The 18-Month MDR-TB Regimen Has a Successor
Six months, all-oral, better tolerated—and the infrastructure to make it work.
By
Kerri Miller
April 16, 2026
Clinical Scorecard: The 18-Month MDR-TB Regimen Has a Successor
At a Glance
Category Detail
Condition Multidrug-resistant tuberculosis (MDR-TB)
Key Mechanisms Shorter all-oral bedaquiline-based regimens with improved efficacy and tolerability
Target Population Patients eligible for shorter MDR-TB regimens, including vulnerable populations
Care Setting Specialist clinical settings with national oversight and funded access pathways in the UK
Key Highlights
Shorter 6 to 9 month bedaquiline-based regimens show 84% to 93% favorable outcomes in trials. Implementation in the UK relies on expert case-by-case oversight, funded access, and standardized monitoring. Shorter regimens reduce pill burden, adverse events, and treatment duration, improving adherence and clinical capacity.

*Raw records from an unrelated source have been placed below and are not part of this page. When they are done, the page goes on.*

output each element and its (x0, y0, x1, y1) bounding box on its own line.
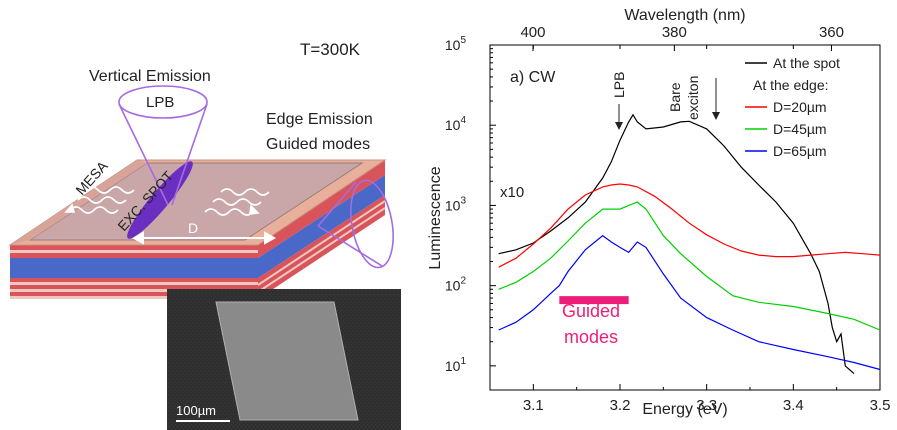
vertical-emission-label: Vertical Emission (89, 68, 211, 85)
lpb-label: LPB (146, 94, 174, 111)
lpb-arrow-head (615, 122, 623, 130)
y-tick-label: 105 (445, 35, 467, 53)
legend-subtitle: At the edge: (753, 77, 829, 93)
y-tick-label: 103 (445, 195, 467, 213)
y-tick-label: 104 (445, 115, 467, 133)
top-axis-title: Wavelength (nm) (624, 7, 745, 24)
guided-modes-band (559, 296, 629, 305)
series-line-3 (498, 234, 881, 371)
exciton-arrow-head (712, 112, 720, 120)
lpb-annotation: LPB (611, 72, 627, 98)
distance-label: D (188, 220, 198, 236)
legend-label-2: D=45µm (773, 121, 827, 137)
sem-inset: 100µm (167, 289, 401, 430)
guided-annotation-2: modes (564, 327, 618, 347)
excitation-spot (127, 161, 193, 239)
temperature-label: T=300K (300, 40, 361, 59)
active-layer-front (10, 258, 258, 278)
bare-annotation: Bare (667, 82, 683, 112)
vertical-emission-cone (118, 85, 208, 206)
plot-area (489, 44, 881, 391)
x-tick-label: 3.4 (783, 397, 804, 414)
x10-label: x10 (500, 184, 524, 201)
legend-label-0: At the spot (773, 55, 840, 71)
x-tick-label: 3.1 (523, 397, 544, 414)
edge-emission-label: Edge Emission (266, 111, 373, 128)
series-line-1 (498, 183, 881, 268)
series-line-2 (498, 201, 881, 331)
top-tick-label: 380 (662, 24, 687, 41)
top-tick-label: 360 (819, 24, 844, 41)
guided-waves-right (204, 188, 270, 216)
y-tick-label: 102 (445, 276, 467, 294)
guided-modes-label: Guided modes (266, 136, 370, 153)
mesa-micrograph (215, 301, 359, 421)
x-tick-label: 3.2 (610, 397, 631, 414)
x-tick-label: 3.3 (696, 397, 717, 414)
x-tick-label: 3.5 (870, 397, 891, 414)
scale-bar-label: 100µm (176, 403, 216, 418)
guided-waves-left (64, 186, 135, 214)
legend-label-3: D=65µm (773, 143, 827, 159)
panel-label: a) CW (510, 69, 556, 86)
series-line-0 (498, 113, 855, 375)
exciton-annotation: exciton (685, 76, 701, 120)
distance-arrow (131, 231, 277, 245)
edge-emission-cone (317, 179, 394, 269)
y-tick-label: 101 (445, 356, 467, 374)
y-axis-title: Luminescence (427, 166, 444, 269)
guided-annotation-1: Guided (562, 301, 620, 321)
x-axis-title: Energy (eV) (642, 401, 727, 418)
device-schematic: D T=300K Vertical Emission LPB Edge Emis… (8, 40, 401, 430)
legend-label-1: D=20µm (773, 99, 827, 115)
top-tick-label: 400 (520, 24, 545, 41)
mesa-top (28, 162, 364, 241)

Guideline-Based Recommendations
Diagnosis
Identify eligible MDR-TB patients based on standardized criteria for shorter regimens.
Management
Use all-oral bedaquiline-based regimens lasting 6 to 9 months as preferred treatment for eligible patients. Implement expert clinical oversight and national approval processes for prescribing unlicensed or high-cost drugs.
Monitoring & Follow-up
Conduct careful monitoring for drug toxicity, especially linezolid-related adverse effects. Follow open-access drug-specific monitoring guidance to ensure safe prescribing.
Risks
Be aware of potential toxicity, particularly from linezolid. Consider possible reduced efficacy in patients with TB lineages having higher minimum inhibitory concentrations for pretomanid. Recognize limitations due to lack of systematic active drug safety monitoring in the UK.
Patient & Prescribing Data
Patients with MDR-TB in NHS England, including vulnerable groups such as people experiencing homelessness.
Pretomanid prescribing increased fivefold from early 2024 to 2025, reflecting successful implementation of shorter regimens.
Clinical Best Practices
Establish centralized specialist oversight and defined approval pathways for high-cost or unlicensed MDR-TB drugs. Coordinate procurement and funding through formal commissioning policies to ensure equitable access. Incorporate standardized monitoring protocols to detect and manage drug toxicities promptly. Support social policies that provide free TB treatment regardless of immigration status to reduce treatment interruptions. Leverage shorter regimens to reduce pill burden and treatment duration, enhancing patient adherence and clinical resource utilization.